Varios de mis compañeros alegaron a favor del homenaje y del homenajeado que durante todo el tiempo en el que había sido importantísimo,  había recibido a sus amigos con cariño y a veces hasta sin cita previa; que cuando se encontraba con cualquiera de nosotros en un acto oficial o social, el saludo era con abrazo incluido y que, siempre había cumplido con sus funciones en forma brillantísima. Conclusión: que se merecía nuestros agradecimientos.

Me callé y acepté los argumentos pero durante el resto del almuerzo me quedé rumiándolos. Convencido, lo que se dice convencido, no estaba.

No podía sentirme agradecido con nuestro amigo pues si él había sido amable y simpático y cordial como funcionario, a mi me parecía que eso era parte de sus obligaciones. Y si había sido honesto y eficiente, pues era lo menos que se podía esperar de él. Si hasta juró por Dios serlo el día que se posesionó. Para eso lo habían nombrado. A mi no me había hecho ningún favor en especial fuera de figurar en mi nómina de amigos pero esa nómina era bastante larga y no le estábamos programando homenajes a todos. Por último yo jamás había ido a proponerle que se convirtiera en un alto funcionario estatal. Ese fue un asunto entre él y quien lo nombró.

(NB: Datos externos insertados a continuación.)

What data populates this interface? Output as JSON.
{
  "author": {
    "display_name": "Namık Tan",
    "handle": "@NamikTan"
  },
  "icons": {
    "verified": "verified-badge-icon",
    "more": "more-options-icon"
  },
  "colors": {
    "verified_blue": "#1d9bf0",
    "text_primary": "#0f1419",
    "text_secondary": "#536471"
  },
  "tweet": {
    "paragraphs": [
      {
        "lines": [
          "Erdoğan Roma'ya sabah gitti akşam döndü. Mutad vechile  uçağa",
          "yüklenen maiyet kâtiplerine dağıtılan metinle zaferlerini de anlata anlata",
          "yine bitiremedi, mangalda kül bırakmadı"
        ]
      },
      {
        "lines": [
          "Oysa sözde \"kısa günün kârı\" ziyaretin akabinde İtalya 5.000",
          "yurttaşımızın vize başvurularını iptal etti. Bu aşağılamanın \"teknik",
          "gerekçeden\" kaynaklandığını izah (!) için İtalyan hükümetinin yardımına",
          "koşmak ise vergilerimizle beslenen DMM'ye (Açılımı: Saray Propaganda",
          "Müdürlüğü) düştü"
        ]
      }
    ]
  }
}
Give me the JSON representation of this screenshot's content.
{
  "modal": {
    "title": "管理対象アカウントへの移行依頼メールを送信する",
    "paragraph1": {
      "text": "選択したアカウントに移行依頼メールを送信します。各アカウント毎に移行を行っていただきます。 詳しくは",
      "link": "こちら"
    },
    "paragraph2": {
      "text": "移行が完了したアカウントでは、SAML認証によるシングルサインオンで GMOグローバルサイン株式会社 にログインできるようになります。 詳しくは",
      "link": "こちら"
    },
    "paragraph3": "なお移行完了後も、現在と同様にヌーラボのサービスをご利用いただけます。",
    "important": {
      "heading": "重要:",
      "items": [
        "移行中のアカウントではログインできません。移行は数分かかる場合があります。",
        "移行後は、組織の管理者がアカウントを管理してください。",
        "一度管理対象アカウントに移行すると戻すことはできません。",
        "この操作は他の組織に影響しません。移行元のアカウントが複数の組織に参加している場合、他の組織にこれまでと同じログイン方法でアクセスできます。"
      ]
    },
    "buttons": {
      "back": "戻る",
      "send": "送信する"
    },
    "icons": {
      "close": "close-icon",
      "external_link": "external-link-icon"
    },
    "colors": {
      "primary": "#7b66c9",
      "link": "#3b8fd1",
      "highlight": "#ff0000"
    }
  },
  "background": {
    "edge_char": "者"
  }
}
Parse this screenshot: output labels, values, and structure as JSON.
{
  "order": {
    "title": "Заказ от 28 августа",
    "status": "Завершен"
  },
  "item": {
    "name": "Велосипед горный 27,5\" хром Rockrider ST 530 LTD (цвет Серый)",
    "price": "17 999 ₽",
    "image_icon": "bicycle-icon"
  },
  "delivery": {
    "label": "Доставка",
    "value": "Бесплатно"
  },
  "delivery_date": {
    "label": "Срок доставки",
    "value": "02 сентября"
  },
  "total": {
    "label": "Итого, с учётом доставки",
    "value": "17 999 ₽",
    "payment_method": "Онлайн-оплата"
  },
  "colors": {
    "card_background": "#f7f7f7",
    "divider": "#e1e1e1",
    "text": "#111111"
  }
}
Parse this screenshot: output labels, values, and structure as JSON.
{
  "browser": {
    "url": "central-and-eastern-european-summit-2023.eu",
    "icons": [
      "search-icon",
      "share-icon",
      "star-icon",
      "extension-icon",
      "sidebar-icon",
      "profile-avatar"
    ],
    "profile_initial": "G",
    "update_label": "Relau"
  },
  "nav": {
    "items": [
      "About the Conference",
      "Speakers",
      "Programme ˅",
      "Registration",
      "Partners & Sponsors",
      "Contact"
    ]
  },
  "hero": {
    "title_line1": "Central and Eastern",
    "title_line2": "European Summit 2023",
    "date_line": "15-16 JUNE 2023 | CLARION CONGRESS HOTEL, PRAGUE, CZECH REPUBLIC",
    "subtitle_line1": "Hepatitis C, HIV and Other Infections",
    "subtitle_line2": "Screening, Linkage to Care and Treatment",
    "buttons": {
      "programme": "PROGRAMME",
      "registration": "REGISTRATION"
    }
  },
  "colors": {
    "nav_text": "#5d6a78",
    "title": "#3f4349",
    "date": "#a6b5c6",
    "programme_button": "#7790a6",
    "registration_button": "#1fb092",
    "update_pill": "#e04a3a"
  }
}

En fin, me dije, nada saco con tratar de restablecer entre nosotros  la escala correcta de valores. No hay nada mas parecido a “El extraño mundo de Subuso”, donde todo es al revés, que este inefable país. Dejemos la cosa así y sigamos agradecidos con los que gracias a nosotros han ejercido el poder con todos su gajes, se han hecho celebres, famosos y, de golpe, hasta millonarios.